The result can be extremely engaging and intellectually sustentative, and otherwise engages a viewer to an equivalent degree as would the original source/s, and perhaps even more so.
One could argue that curators and people who frame pictures do the same thing. Well, there is art in that, too. Oh, I hear a collective groan out there, but consider this:
In a very elemental sense art is nothing more than the presentation of one or more ideas whose juxtaposition against one another serves to communicate a composite concept. The addition of a frame to an artwork often serves to underscore, emphasize or otherwise enhance the artist's original communique by demanding that one focus on the presentation itself, at the exclusion of other concepts competing in the space. Examples follow: A frame around a picture; a stage in a theater; a movie or television screen; or even the civic space around a city sculpture. Anyone who is a fan of dance or drama has experienced the marked difference of watching the same choreography or play performed in a black box contrasted with under a proscenium arch.
A curator selects several complete works as his or her palette. Using the exhibit space itself as the 'frame', their juxtaposition against one another implies a connection, or causes us to create one. The curator's work results in the transmission of a new communication. Perhaps it is an idea about the works themselves, –their relationship with one another. Or perhaps once completed the display conveys nothing about the works themselves, but rather uses the collective artworks to deliver some sort of unified social commentary.
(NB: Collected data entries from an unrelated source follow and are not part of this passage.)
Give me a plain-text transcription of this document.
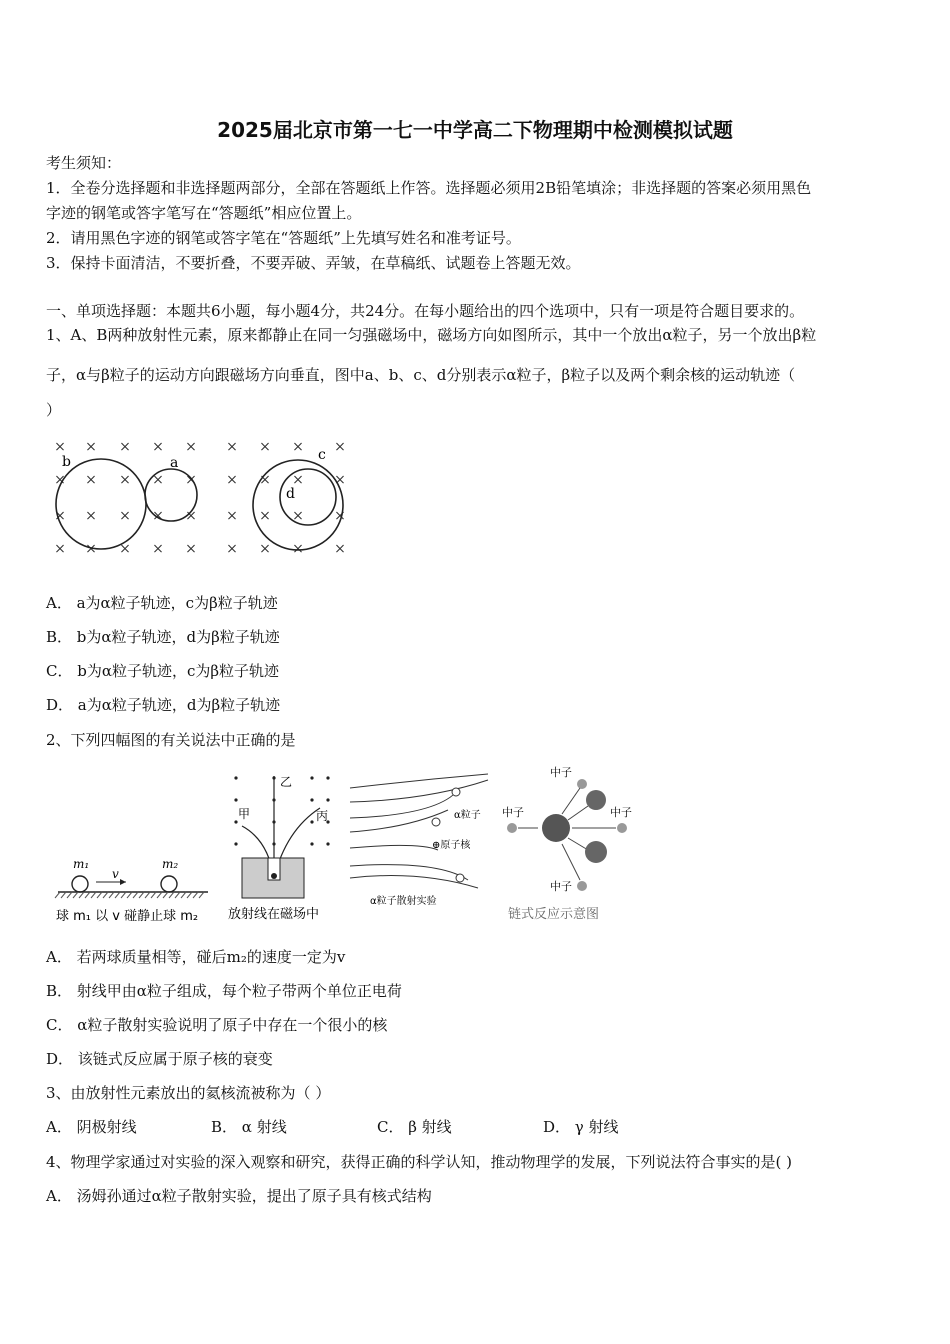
2025届北京市第一七一中学高二下物理期中检测模拟试题
考生须知：
1．全卷分选择题和非选择题两部分，全部在答题纸上作答。选择题必须用2B铅笔填涂；非选择题的答案必须用黑色
字迹的钢笔或答字笔写在“答题纸”相应位置上。
2．请用黑色字迹的钢笔或答字笔在“答题纸”上先填写姓名和准考证号。
3．保持卡面清洁，不要折叠，不要弄破、弄皱，在草稿纸、试题卷上答题无效。
一、单项选择题：本题共6小题，每小题4分，共24分。在每小题给出的四个选项中，只有一项是符合题目要求的。
1、A、B两种放射性元素，原来都静止在同一匀强磁场中，磁场方向如图所示，其中一个放出α粒子，另一个放出β粒
子，α与β粒子的运动方向跟磁场方向垂直，图中a、b、c、d分别表示α粒子，β粒子以及两个剩余核的运动轨迹（
）
×
×
×
×
×
×
×
×
×
×
×
×
×
×
×
×
×
×
×
×
×
×
×
×
×
×
×
×
×
×
×
×
×
×
×
×
b	a	c
d
A． a为α粒子轨迹，c为β粒子轨迹
B． b为α粒子轨迹，d为β粒子轨迹
C． b为α粒子轨迹，c为β粒子轨迹
D． a为α粒子轨迹，d为β粒子轨迹
2、下列四幅图的有关说法中正确的是
m₁
v
m₂
球 m₁ 以 v 碰静止球 m₂
乙
甲	丙
放射线在磁场中
α粒子
⊕原子核
α粒子散射实验
中子
中子	中子
中子
链式反应示意图
A． 若两球质量相等，碰后m₂的速度一定为v
B． 射线甲由α粒子组成，每个粒子带两个单位正电荷
C． α粒子散射实验说明了原子中存在一个很小的核
D． 该链式反应属于原子核的衰变
3、由放射性元素放出的氦核流被称为（ ）
A． 阴极射线	B． α 射线	C． β 射线	D． γ 射线
4、物理学家通过对实验的深入观察和研究，获得正确的科学认知，推动物理学的发展，下列说法符合事实的是( )
A． 汤姆孙通过α粒子散射实验，提出了原子具有核式结构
Hip Hop artists, for another example, use loops to frame samples, and may juxtapose samples from various sources within a single musical work. The individual samples themselves may be unmodified by the musical collagist, but their inclusion within one single work changes the context by which our brains consume them. The result is a transformation of the original communication into something new and if not wholly different, potentially and substantially original in concept.